Why this research is needed
Increasing sea temperatures, ocean acidification and reduced water quality from terrestrial run-off are likely to significantly alter marine and coastal ecosystems over the next few decades. To date, research investigating the impacts of these threats has considered each threat individually, but their interactions and cumulative impacts are as yet poorly understood and potentially more damaging than each threat in isolation. The outcomes of this research will demonstrate how management of local stressors such as reduced water quality is critical to maintaining the resilience of coral reefs to global stressors (increasing sea temperatures, ocean acidification), which are more difficult to manage.
Knowledge from this project will contribute to Queensland and Australian Government policies to protect the Great Barrier Reef (GBR) from the effects of climate change and declines in water quality. The outcomes of this project will inform Reef Rescue, Reef Plan and facilitate management of the GBR by the Great Barrier Reef Marine Park Authority (GBRMPA).
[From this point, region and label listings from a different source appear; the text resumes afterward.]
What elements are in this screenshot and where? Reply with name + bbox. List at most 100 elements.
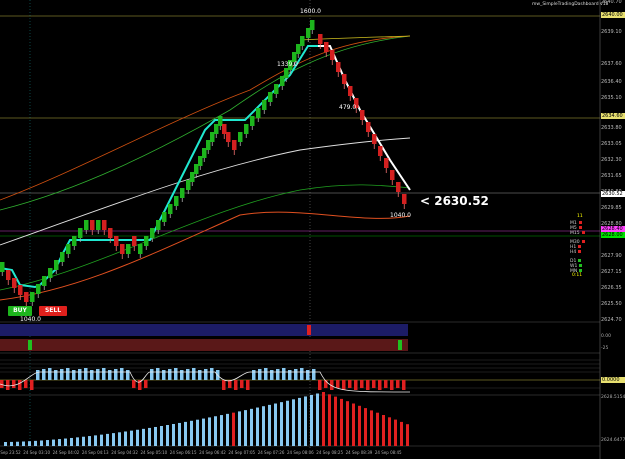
ma-green-slow: [0, 184, 411, 291]
volume-bar: [274, 403, 277, 446]
volume-bar: [346, 401, 349, 446]
ind1-top-scale: 0.00: [601, 334, 612, 339]
volume-bar: [316, 393, 319, 446]
time-axis-label: 24 Sep 04:13: [81, 450, 109, 455]
histogram-bar: [288, 370, 292, 380]
renko-brick: [66, 244, 71, 254]
price-scale-label: 2625.50: [601, 301, 622, 307]
histogram-bar: [66, 368, 70, 380]
sell-button[interactable]: SELL: [39, 306, 67, 316]
histogram-bar: [270, 370, 274, 380]
price-scale-label: 2624.70: [601, 317, 622, 323]
volume-bar: [280, 402, 283, 446]
renko-brick: [114, 236, 119, 246]
dashboard-row-m15: M15: [570, 231, 585, 236]
histogram-bar: [60, 369, 64, 380]
mid-label: 1339.0: [277, 61, 298, 68]
histogram-bar: [306, 370, 310, 380]
histogram-bar: [186, 369, 190, 380]
renko-brick: [90, 220, 95, 230]
status-square-icon: [579, 269, 583, 272]
time-axis-label: 24 Sep 23:52: [0, 450, 21, 455]
volume-bar: [208, 417, 211, 446]
volume-bar: [130, 430, 133, 446]
histogram-bar: [192, 368, 196, 380]
renko-brick: [54, 260, 59, 270]
renko-brick: [132, 236, 137, 246]
volume-bar: [304, 396, 307, 446]
volume-bar: [322, 392, 325, 446]
renko-brick: [342, 74, 347, 84]
volume-bar: [124, 431, 127, 446]
histogram-bar: [96, 369, 100, 380]
volume-bar: [106, 433, 109, 446]
histogram-bar: [150, 369, 154, 380]
trading-chart[interactable]: [0, 0, 625, 459]
volume-bar: [64, 438, 67, 446]
histogram-bar: [36, 370, 40, 380]
volume-bar: [220, 415, 223, 446]
time-axis-label: 24 Sep 05:10: [140, 450, 168, 455]
volume-bar: [142, 428, 145, 446]
histogram-bar: [198, 370, 202, 380]
volume-bar: [34, 440, 37, 446]
ma-green-fast: [0, 35, 411, 211]
renko-brick: [162, 212, 167, 222]
volume-bar: [406, 424, 409, 446]
time-axis-label: 24 Sep 06:42: [199, 450, 226, 455]
renko-brick: [48, 268, 53, 278]
indicator-panel-2: [0, 359, 600, 396]
histogram-bar: [114, 369, 118, 380]
low-label: 1040.0: [390, 212, 411, 219]
volume-bar: [184, 421, 187, 446]
price-scale-label: 2639.10: [601, 29, 622, 35]
renko-brick: [226, 132, 231, 142]
volume-bar: [370, 410, 373, 446]
renko-brick: [232, 140, 237, 150]
price-scale-label: 2636.40: [601, 79, 622, 85]
renko-brick: [330, 50, 335, 60]
histogram-bar: [240, 380, 244, 388]
volume-bar: [88, 436, 91, 446]
histogram-bar: [342, 380, 346, 390]
time-axis-label: 24 Sep 03:10: [23, 450, 50, 455]
renko-brick: [256, 108, 261, 118]
renko-brick: [378, 146, 383, 156]
renko-brick: [150, 228, 155, 238]
time-axis-label: 24 Sep 07:26: [257, 450, 285, 455]
histogram-bar: [264, 368, 268, 380]
histogram-bar: [102, 368, 106, 380]
volume-bar: [166, 425, 169, 446]
volume-bar: [364, 408, 367, 446]
histogram-bar: [294, 369, 298, 380]
renko-brick: [300, 36, 305, 46]
renko-brick: [78, 228, 83, 238]
status-square-icon: [579, 264, 583, 267]
time-axis-label: 24 Sep 08:25: [316, 450, 343, 455]
renko-brick: [296, 44, 301, 54]
price-highlight-label: 2628.00: [601, 232, 625, 238]
volume-bar: [382, 415, 385, 446]
renko-brick: [102, 220, 107, 230]
renko-brick: [180, 188, 185, 198]
volume-bar: [28, 441, 31, 446]
histogram-bar: [354, 380, 358, 390]
histogram-bar: [366, 380, 370, 390]
buy-button[interactable]: BUY: [8, 306, 32, 316]
volume-bar: [22, 441, 25, 446]
price-scale-label: 2631.65: [601, 173, 622, 179]
renko-brick: [174, 196, 179, 206]
renko-brick: [6, 270, 11, 280]
histogram-bar: [282, 368, 286, 380]
time-axis-label: 24 Sep 04:32: [111, 450, 138, 455]
volume-bar: [226, 413, 229, 446]
ind1-bottom-scale: -25: [601, 346, 609, 351]
renko-brick: [360, 110, 365, 120]
volume-bar: [262, 406, 265, 446]
histogram-bar: [42, 369, 46, 380]
renko-brick: [206, 140, 211, 150]
renko-brick: [348, 86, 353, 96]
ind3-bottom-scale: 2624.6477: [601, 438, 625, 443]
indicator-panel-3: [0, 392, 600, 447]
renko-brick: [36, 284, 41, 294]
- Quantification of changes in the tolerances of key reef species to global stressors (temperature increase, ocean acidification) due to increased local stressors, (increased nutrients, increased turbidity, decreased salinity).
- Greater knowledge of the individual and synergistic effects of declining water quality and global stressors on reproduction, larval development and settlement of key coral reef invertebrates (e.g. corals, echinoderms).
- Improved understanding of how changes in availability of carbonate in seawater as a result of ocean acidification will influence skeleton formation in calcifying reef organisms such as corals.